What have you done since Clarion?
I’m self-employed as an editor, so in the year after Clarion, I cut my work write down. I lived in poverty for a year to concentrate on writing my fiction. I did not want to have to fit it in at the margins, like you do when you’re working full time. I got through several drafts of the novel and revised about four of the six stories I did when I was Clarion. I also wrote five new stories. I made my first professional fiction sales. So I just lived, and wrote fiction. Coming out something like Clarion, this was the best thing for me to do. I really needed all that focus just to pull everything together I’d learnt.
Some of the people at Clarion were so much more polished than I was and were ready to go on and start selling right away and look more at other professional opportunities, but I really needed to address the gaping hole at the centre of my writing.
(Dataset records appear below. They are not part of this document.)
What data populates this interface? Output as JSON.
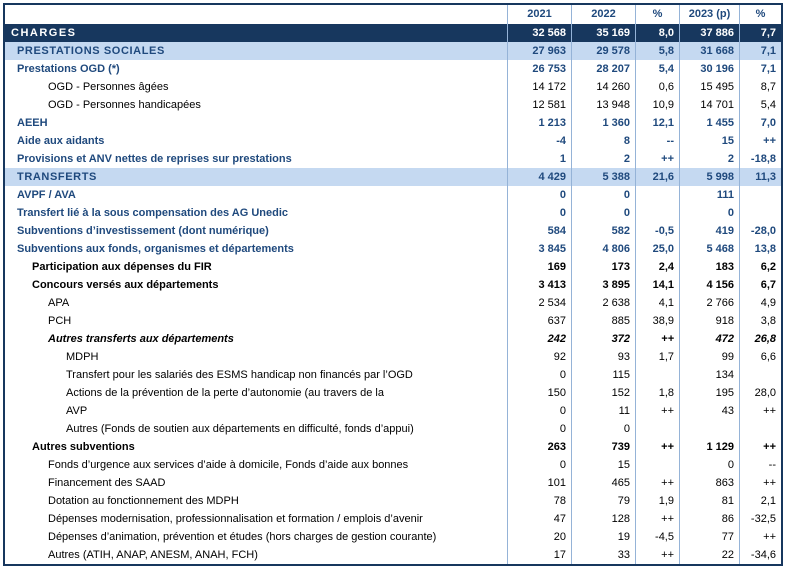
{
  "colors": {
    "dark_navy_row": "#17375E",
    "light_blue_row": "#C5D9F1",
    "blue_text": "#1F497D",
    "grid_border": "#95B3D7"
  },
  "table": {
    "columns": [
      "2021",
      "2022",
      "%",
      "2023 (p)",
      "%"
    ],
    "rows": [
      {
        "label": "CHARGES",
        "values": [
          "32 568",
          "35 169",
          "8,0",
          "37 886",
          "7,7"
        ],
        "style": "total-dark",
        "indent": 0
      },
      {
        "label": "PRESTATIONS SOCIALES",
        "values": [
          "27 963",
          "29 578",
          "5,8",
          "31 668",
          "7,1"
        ],
        "style": "section-light",
        "indent": 1
      },
      {
        "label": "Prestations OGD (*)",
        "values": [
          "26 753",
          "28 207",
          "5,4",
          "30 196",
          "7,1"
        ],
        "style": "blue-bold",
        "indent": 1
      },
      {
        "label": "OGD - Personnes âgées",
        "values": [
          "14 172",
          "14 260",
          "0,6",
          "15 495",
          "8,7"
        ],
        "style": "plain",
        "indent": 3
      },
      {
        "label": "OGD - Personnes handicapées",
        "values": [
          "12 581",
          "13 948",
          "10,9",
          "14 701",
          "5,4"
        ],
        "style": "plain",
        "indent": 3
      },
      {
        "label": "AEEH",
        "values": [
          "1 213",
          "1 360",
          "12,1",
          "1 455",
          "7,0"
        ],
        "style": "blue-bold",
        "indent": 1
      },
      {
        "label": "Aide aux aidants",
        "values": [
          "-4",
          "8",
          "--",
          "15",
          "++"
        ],
        "style": "blue-bold",
        "indent": 1
      },
      {
        "label": "Provisions et ANV nettes de reprises sur prestations",
        "values": [
          "1",
          "2",
          "++",
          "2",
          "-18,8"
        ],
        "style": "blue-bold",
        "indent": 1
      },
      {
        "label": "TRANSFERTS",
        "values": [
          "4 429",
          "5 388",
          "21,6",
          "5 998",
          "11,3"
        ],
        "style": "section-light",
        "indent": 1
      },
      {
        "label": "AVPF / AVA",
        "values": [
          "0",
          "0",
          "",
          "111",
          ""
        ],
        "style": "blue-bold",
        "indent": 1
      },
      {
        "label": "Transfert lié à la sous compensation des AG Unedic",
        "values": [
          "0",
          "0",
          "",
          "0",
          ""
        ],
        "style": "blue-bold",
        "indent": 1
      },
      {
        "label": "Subventions d’investissement (dont numérique)",
        "values": [
          "584",
          "582",
          "-0,5",
          "419",
          "-28,0"
        ],
        "style": "blue-bold",
        "indent": 1
      },
      {
        "label": "Subventions aux fonds, organismes et départements",
        "values": [
          "3 845",
          "4 806",
          "25,0",
          "5 468",
          "13,8"
        ],
        "style": "blue-bold",
        "indent": 1
      },
      {
        "label": "Participation aux dépenses du FIR",
        "values": [
          "169",
          "173",
          "2,4",
          "183",
          "6,2"
        ],
        "style": "black-bold",
        "indent": 2
      },
      {
        "label": "Concours versés aux départements",
        "values": [
          "3 413",
          "3 895",
          "14,1",
          "4 156",
          "6,7"
        ],
        "style": "black-bold",
        "indent": 2
      },
      {
        "label": "APA",
        "values": [
          "2 534",
          "2 638",
          "4,1",
          "2 766",
          "4,9"
        ],
        "style": "plain",
        "indent": 3
      },
      {
        "label": "PCH",
        "values": [
          "637",
          "885",
          "38,9",
          "918",
          "3,8"
        ],
        "style": "plain",
        "indent": 3
      },
      {
        "label": "Autres transferts aux départements",
        "values": [
          "242",
          "372",
          "++",
          "472",
          "26,8"
        ],
        "style": "italic-bold",
        "indent": 3
      },
      {
        "label": "MDPH",
        "values": [
          "92",
          "93",
          "1,7",
          "99",
          "6,6"
        ],
        "style": "plain",
        "indent": 4
      },
      {
        "label": "Transfert pour les salariés des ESMS handicap non financés par l’OGD",
        "values": [
          "0",
          "115",
          "",
          "134",
          ""
        ],
        "style": "plain",
        "indent": 4
      },
      {
        "label": "Actions de la prévention de la perte d’autonomie (au travers de la",
        "values": [
          "150",
          "152",
          "1,8",
          "195",
          "28,0"
        ],
        "style": "plain",
        "indent": 4
      },
      {
        "label": "AVP",
        "values": [
          "0",
          "11",
          "++",
          "43",
          "++"
        ],
        "style": "plain",
        "indent": 4
      },
      {
        "label": "Autres (Fonds de soutien aux départements en difficulté, fonds d’appui)",
        "values": [
          "0",
          "0",
          "",
          "",
          ""
        ],
        "style": "plain",
        "indent": 4
      },
      {
        "label": "Autres subventions",
        "values": [
          "263",
          "739",
          "++",
          "1 129",
          "++"
        ],
        "style": "black-bold",
        "indent": 2
      },
      {
        "label": "Fonds d’urgence aux services d’aide à domicile, Fonds d’aide aux bonnes",
        "values": [
          "0",
          "15",
          "",
          "0",
          "--"
        ],
        "style": "plain",
        "indent": 3
      },
      {
        "label": "Financement des SAAD",
        "values": [
          "101",
          "465",
          "++",
          "863",
          "++"
        ],
        "style": "plain",
        "indent": 3
      },
      {
        "label": "Dotation au fonctionnement des MDPH",
        "values": [
          "78",
          "79",
          "1,9",
          "81",
          "2,1"
        ],
        "style": "plain",
        "indent": 3
      },
      {
        "label": "Dépenses modernisation, professionnalisation et formation / emplois d’avenir",
        "values": [
          "47",
          "128",
          "++",
          "86",
          "-32,5"
        ],
        "style": "plain",
        "indent": 3
      },
      {
        "label": "Dépenses d’animation, prévention et études (hors charges de gestion courante)",
        "values": [
          "20",
          "19",
          "-4,5",
          "77",
          "++"
        ],
        "style": "plain",
        "indent": 3
      },
      {
        "label": "Autres (ATIH, ANAP, ANESM, ANAH, FCH)",
        "values": [
          "17",
          "33",
          "++",
          "22",
          "-34,6"
        ],
        "style": "plain",
        "indent": 3
      }
    ]
  }
}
It was bittersweet to see the new Clarion class get accepted and follow their journey over the summer. I couldn’t believe it had been a year. I’m still so close with all my classmates. We’re still very much in daily, if not weekly contact. We critique one another’s stories and have one another’s backs. Moving forward on the journey with these people has been amazing as well, because they’ve seen the insides of your soul, which is really what it comes down to when you’re critiquing stories at that pace and at that level, and you’re tearing apart one another’s babies. You end up trusting them. That’s the thing, having your story critiqued and accepting that forms a trust. To trust someone to try and get what you’re saying without turning it into their story, or trust someone to look at an idea, and not laugh at it, is really important.
It’s also when a story idea is in your head, it’s so beautiful, but when you put it on paper it’s not. You have to remove the Elven glamour from your eyes, and learn to see the story that’s only on the page and not what it is on your head. That’s something that beginning writers have trouble seeing. The story on the page seems to automatically match what’s in their head, but it doesn’t. It doesn’t mean it can’t, but it’s a lot of work to get it there, because they’re so many things that automatically come together in the movie or the slideshow this in your head. They don’t always work together on the first try. That’s just the nature of the beast.
So was amazing to see how all the instructors were able to foster that trusting environment. They made it clear that we were in a sacred space for sharing stories and nothing goes out of the room in terms of what you felt about people’s stories. You could say whatever you liked about them, but there is no personal involvement about it. If you didn’t like somebody’s story, you had to say why. Even then if you didn’t like it, so what? You can still critique it. The character arc has nothing to do with whether you like the story or not. Again going back to the differences between writer’s reading and reader’s reading, it’s not about whether you like the story, it’s about looking at the technical elements and seeing if they’re working, regardless of subject matter.